For the customs of the peoples are delusion; Because it is wood cut from the forest, the work of the hands of a craftsman with a cutting tool. "They decorate it with silver and with gold; They fasten it with nails and with hammers So that it will not totter. "Like a scarecrow in a cucumber field are they, And they cannot speak; They must be carried, Because they cannot walk! Do not fear them, For they can do no harm, Nor can they do any good." There is none like You, O LORD; You are great, and great is Your name in might. Who would not fear You, O King of the nations? Indeed it is Your due! For among all the wise men of the nations And in all their kingdoms, There is none like You. But they are altogether stupid and foolish In their discipline of delusion--their idol is wood!

It is He who made the earth by His power, Who stablished the world by His wisdom; And by His understanding He has stretched out the heavens. When He utters His voice, there is a tumult of waters in the heavens, And He causes the clouds to ascend from the end of the earth; He makes lightning for the rain, And brings out the wind from His storehouses. Every man is stupid, devoid of knowledge; Every goldsmith is put to shame by his idols; For his molten images are deceitful, And there is no breath in them.

O: This section laments the people who worship false gods over the True God, but further highlights the tendency of man to put the cart before the horse, in worshipping the created over the Creator to their detriment.

A: My SOAP times are constantly annoying to me, in the sense that what I see in these verses is always a rather simple and obvious shortcoming in myself. And today I see the rather straight-forward issue of priorities. Worship, in so many ways, is a concept in the Bible that simply points out prioritization. Worship = attention = time = devotion = investment, so that when there’s discussion of worship, what it really highlights is that to which we are devoting and investing our time and attention, which in turn illustrates how we rank things in our lives.

Another annoying thing in my SOAP times is the realization that there are so few of them. It seems that my Bible reading almost exclusively consists of these SOAP periods, so as I look back and see I haven’t done a SOAP in months, it highlights just how low this exercise (Bible reading) is in my prioritization scheme.

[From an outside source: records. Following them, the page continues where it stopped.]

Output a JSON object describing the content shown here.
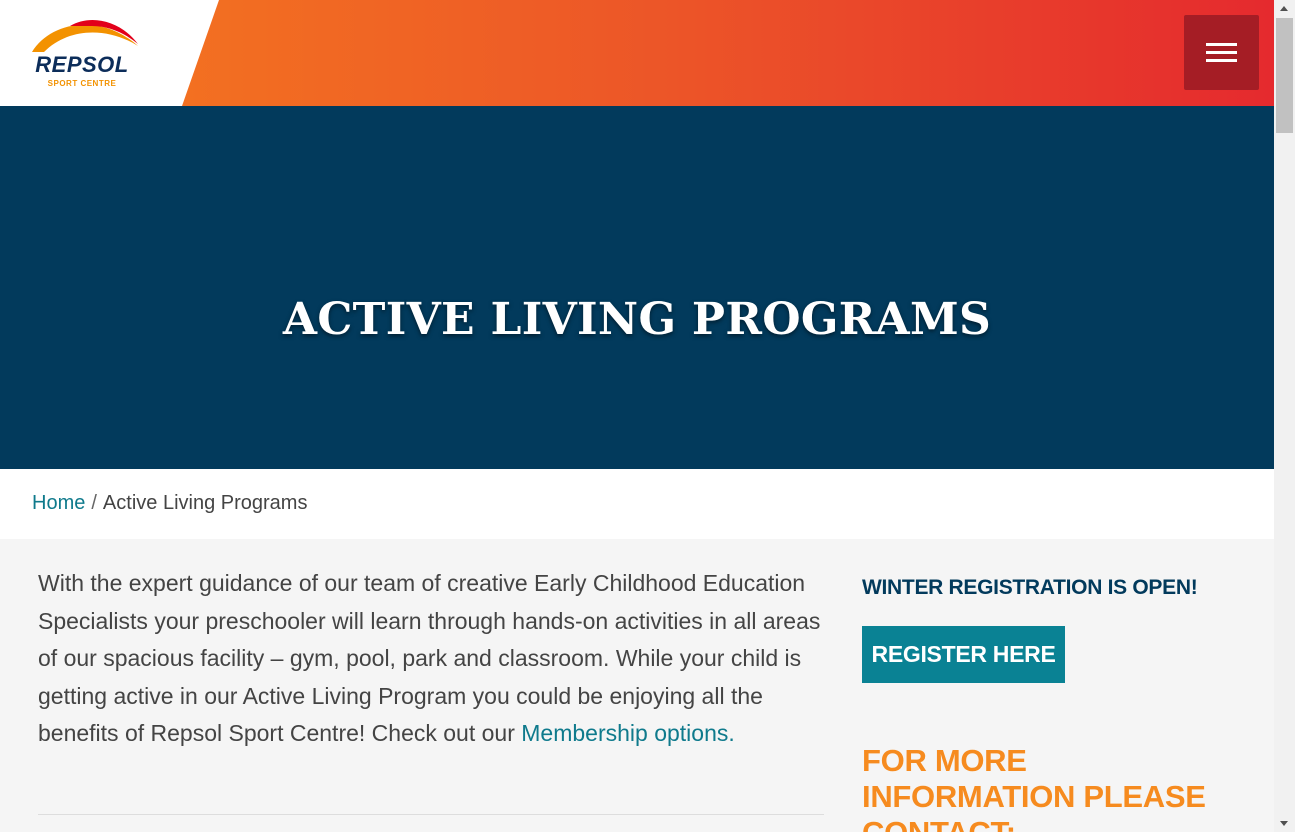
{
  "header": {
    "logo_text": "REPSOL",
    "logo_subtext": "SPORT CENTRE",
    "menu_icon": "hamburger-menu-icon"
  },
  "hero": {
    "title": "ACTIVE LIVING PROGRAMS"
  },
  "breadcrumb": {
    "home": "Home",
    "separator": "/",
    "current": "Active Living Programs"
  },
  "main": {
    "intro_text": "With the expert guidance of our team of creative Early Childhood Education Specialists your preschooler will learn through hands-on activities in all areas of our spacious facility – gym, pool, park and classroom. While your child is getting active in our Active Living Program you could be enjoying all the benefits of Repsol Sport Centre! Check out our ",
    "intro_link": "Membership options."
  },
  "sidebar": {
    "registration_label": "WINTER REGISTRATION IS OPEN!",
    "register_button": "REGISTER HERE",
    "more_info_heading": "FOR MORE INFORMATION PLEASE CONTACT:"
  },
  "colors": {
    "navy": "#023a5c",
    "teal": "#0a8294",
    "orange": "#f68b1f",
    "menu_red": "#a51d25"
  }
}
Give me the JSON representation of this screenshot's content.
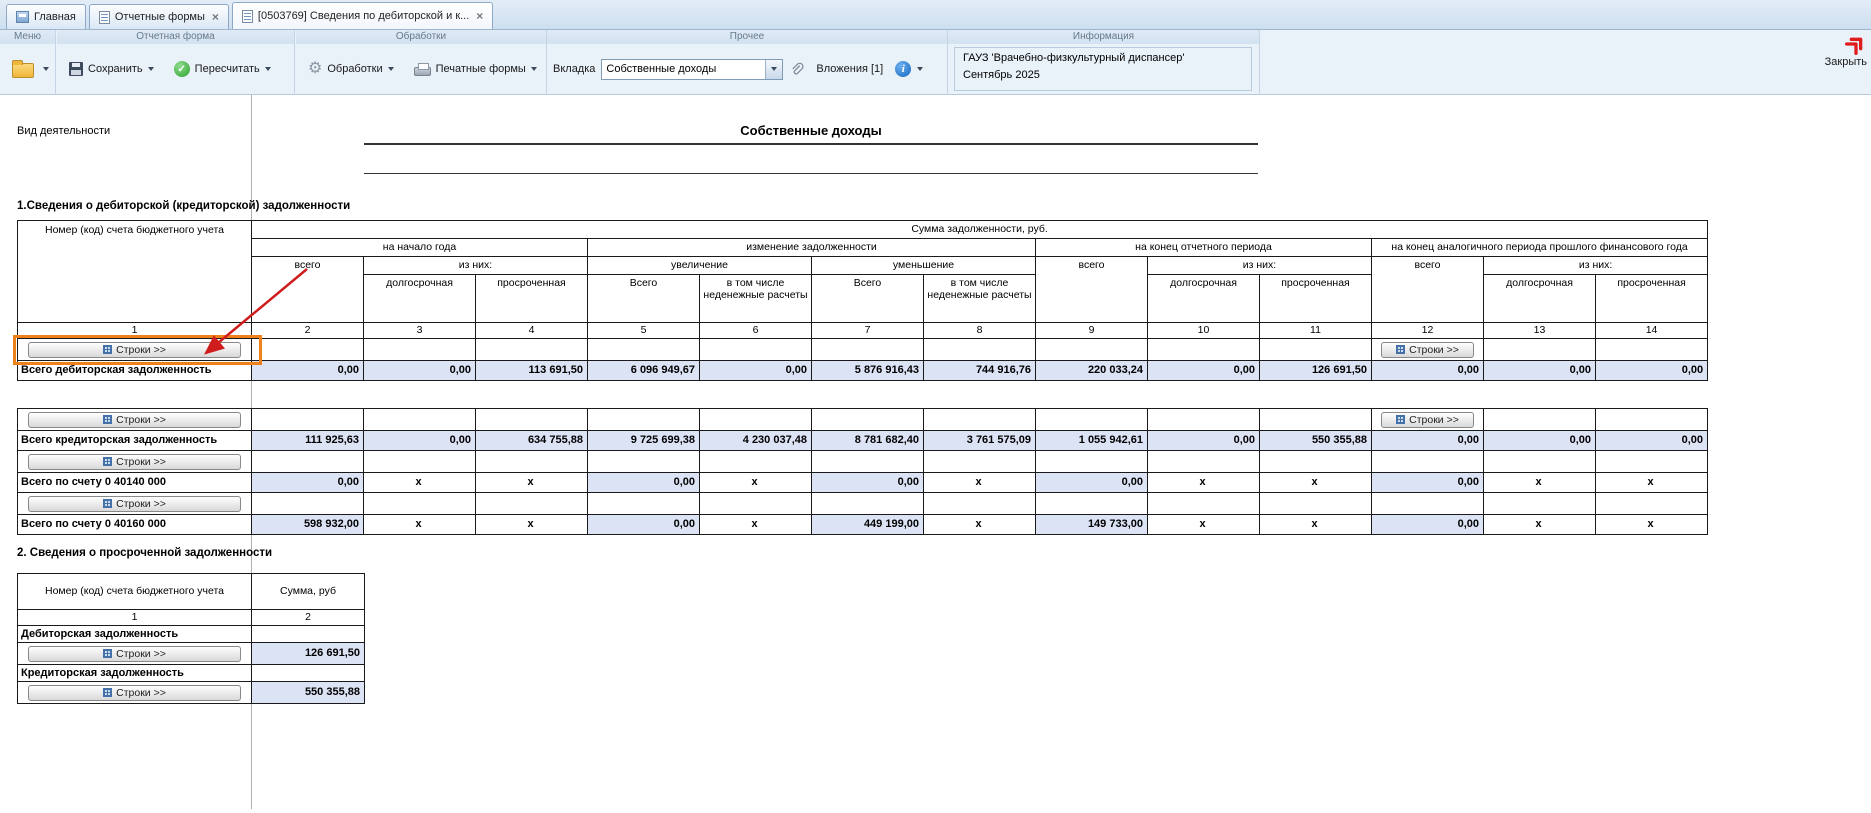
{
  "colors": {
    "highlight_orange": "#f08018",
    "arrow_red": "#cf1d1d",
    "cell_fill": "#dce3f5"
  },
  "tabbar": {
    "tabs": [
      {
        "label": "Главная"
      },
      {
        "label": "Отчетные формы"
      },
      {
        "label": "[0503769] Сведения по дебиторской и к..."
      }
    ]
  },
  "toolbar": {
    "menu_group_title": "Меню",
    "report_group_title": "Отчетная форма",
    "save_button": "Сохранить",
    "recalc_button": "Пересчитать",
    "processing_group_title": "Обработки",
    "processing_button": "Обработки",
    "print_button": "Печатные формы",
    "other_group_title": "Прочее",
    "tab_field_label": "Вкладка",
    "tab_field_value": "Собственные доходы",
    "attachments_label": "Вложения [1]",
    "info_group_title": "Информация",
    "organization": "ГАУЗ 'Врачебно-физкультурный диспансер'",
    "period": "Сентябрь 2025",
    "close_button": "Закрыть"
  },
  "form": {
    "activity_label": "Вид деятельности",
    "title": "Собственные доходы",
    "section1_title": "1.Сведения о дебиторской (кредиторской) задолженности",
    "section2_title": "2. Сведения о просроченной задолженности"
  },
  "ui": {
    "rows_button": "Строки >>"
  },
  "table1": {
    "header": {
      "account": "Номер (код) счета бюджетного учета",
      "sum_title": "Сумма задолженности, руб.",
      "begin_year": "на начало года",
      "change": "изменение задолженности",
      "end_period": "на конец отчетного периода",
      "prev_year": "на конец аналогичного периода прошлого финансового года",
      "total_low": "всего",
      "of_them": "из них:",
      "increase": "увеличение",
      "decrease": "уменьшение",
      "long_term": "долгосрочная",
      "overdue": "просроченная",
      "total_cap": "Всего",
      "non_cash": "в том числе неденежные расчеты"
    },
    "col_numbers": [
      "1",
      "2",
      "3",
      "4",
      "5",
      "6",
      "7",
      "8",
      "9",
      "10",
      "11",
      "12",
      "13",
      "14"
    ],
    "rows": [
      {
        "label": "Всего дебиторская задолженность",
        "values": [
          "0,00",
          "0,00",
          "113 691,50",
          "6 096 949,67",
          "0,00",
          "5 876 916,43",
          "744 916,76",
          "220 033,24",
          "0,00",
          "126 691,50",
          "0,00",
          "0,00",
          "0,00"
        ]
      }
    ]
  },
  "table2": {
    "rows": [
      {
        "label": "Всего кредиторская задолженность",
        "values": [
          "111 925,63",
          "0,00",
          "634 755,88",
          "9 725 699,38",
          "4 230 037,48",
          "8 781 682,40",
          "3 761 575,09",
          "1 055 942,61",
          "0,00",
          "550 355,88",
          "0,00",
          "0,00",
          "0,00"
        ]
      },
      {
        "label": "Всего по счету 0 40140 000",
        "values": [
          "0,00",
          "x",
          "x",
          "0,00",
          "x",
          "0,00",
          "x",
          "0,00",
          "x",
          "x",
          "0,00",
          "x",
          "x"
        ]
      },
      {
        "label": "Всего по счету 0 40160 000",
        "values": [
          "598 932,00",
          "x",
          "x",
          "0,00",
          "x",
          "449 199,00",
          "x",
          "149 733,00",
          "x",
          "x",
          "0,00",
          "x",
          "x"
        ]
      }
    ]
  },
  "table3": {
    "header_account": "Номер (код) счета бюджетного учета",
    "header_sum": "Сумма, руб",
    "col_numbers": [
      "1",
      "2"
    ],
    "sections": [
      {
        "label": "Дебиторская задолженность",
        "value": "126 691,50"
      },
      {
        "label": "Кредиторская задолженность",
        "value": "550 355,88"
      }
    ]
  }
}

Thinking over my last month, what has occupied my time? Noble things, like my wife and daughter and moving and work. Spending time with friends, doing favors for people here and there, reassuring clients who need someone to tell them things will be okay. But, just as often (or more often) I’m doing useless, inane, foolish, trifling things. Facebook MobWars or TV or beer drinking or reading magazines or telling stupid jokes or whatever. And both of these lists, the noble and ignoble, consist of things that are all priorities that should fall behind my God. They are all benefits that flow from him, so to worship them, or devote time to them, or pay attention to them, or invest myself in them to the exclusion of their source is ridiculous, short-sighted and wrong.

What to do? Well, the first step in solving any problem is recognizing it. The next step is addressing it. I clearly need to devote time that goes to other things (particularly the useless ones) to my God, and I need to place the noble things in their proper perspective, as things secondary or tertiary or whatever to the source from whence they came. And while appreciating them and servicing them is well and good, to look at them as being primary in importance is wrong, and I must catch myself when that occurs. To fail to address this is to invite ruin, and also to risk losing the benefits of the Creator by excluding Him from my life.

P: Lord, please help me to develop a proper value system in my life, and help me to establish priorities that reflect the correct weight of the things that I devote and invest my time and attention into. Help me to appreciate what You’ve provided without letting those things rule me, and help me to be mindful of their Provenance and to focus my attention appropriately toward You. Amen.